Inside is beautiful and somehow cleaner than she expected. There’s a marble counter running the length of the diner and a half dozen mini-booths attached to the front wall. Above the counter hangs a mesh hammock strung from wall to wall and beyond it, in what was the open kitchen space, are crates and cartons of what must be supplies piled on top of grills and steam tables and cutting boards. Propp steers her to the first booth and clears clutter from the table by sweeping it to the side with his arm. Then he moves behind the counter and squats down till he’s out of sight and in a second she hears the soft machine-purr of an engine.

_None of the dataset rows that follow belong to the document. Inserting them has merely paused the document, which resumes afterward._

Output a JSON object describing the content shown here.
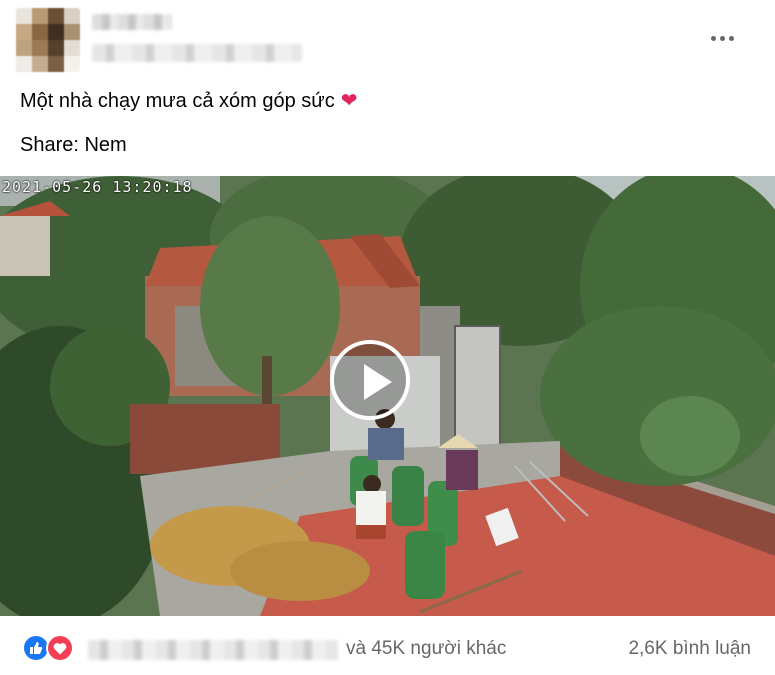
{
  "post": {
    "caption": "Một nhà chạy mưa cả xóm góp sức",
    "caption_emoji": "❤",
    "share_line": "Share: Nem"
  },
  "video": {
    "timestamp": "2021-05-26   13:20:18",
    "play_icon": "play-icon"
  },
  "footer": {
    "reaction_icons": [
      "like-icon",
      "love-icon"
    ],
    "others_text": "và 45K người khác",
    "comments_text": "2,6K bình luận"
  },
  "colors": {
    "like": "#1877f2",
    "love": "#f33e58",
    "secondary_text": "#65676b"
  }
}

His head pops back into view and he says, “Portable generator. Makes all the difference. There are still a lot of gas lines running down here that I could tap into, but why worry.”

He starts to work at what it takes her a second to recognize as an espresso machine. And not one of those home models but a traditional, ornate, industrial job.

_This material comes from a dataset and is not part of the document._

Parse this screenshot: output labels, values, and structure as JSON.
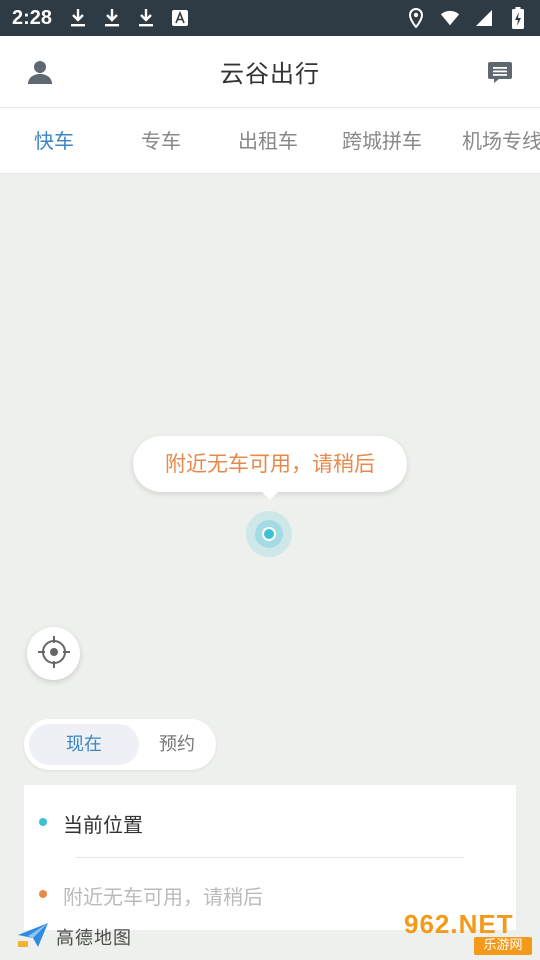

“I don’t believe this,” she mutters. She brings the camera up and pans around the place once, then puts it down on the table and stares at Propp.

With his back to her he says, “They don’t let you live in the Zone without an espresso machine. It’s a law.”

“How did you—”

“It nearly killed me, getting it down here. But it’s been worth it. Good espresso is such a small pleasure in the end, right?”

“How does the generator run?”

“Gasoline,” he says. “I do a little siphoning about once a week.”

“Siphoning?”

“Dupin Boulevard’s the best. I try to stay as far away from Bangkok as possible. But these days—”

“Wait a second. You steal the gas? Out of people’s cars?”

He turns around holding two coffee cups in his hands and with a smile on his face. “I’m sorry, Sylvia, does that offend you?”

“Forget it,” she says.

“I’m just curious,” he pushes. “My stealing a couple gallons of gas bothers you. But Hugo Schick and his vile little circus down on Watson Street give you no problem.”

She stares at him and when it’s clear he’s not going to continue, she tries to keep her voice even and says, “Okay. So you know everything about me. And I know nothing about you. Are you enjoying this?”

He gives her a slow shake of his head that says no, turns back to the espresso machine and says quietly, “Stay away from Schick, Sylvia. You have no idea what he can do to you.”

His words come out more as a plea than a threat and she stares at his back, unsure of what to say. But then her eyes drift to the stainless steel shelves above his head and she sees a line of ragged books. She reads some spines—The Phantom of the Poles. Soleri’s Arcology. The Journals of C. R. Teed. On the next shelf, she spots what look like old-time silver film canisters stacked side by side and bearing their titles in black ink on what looks like white adhesive tape. And she wants to laugh as she reads them off.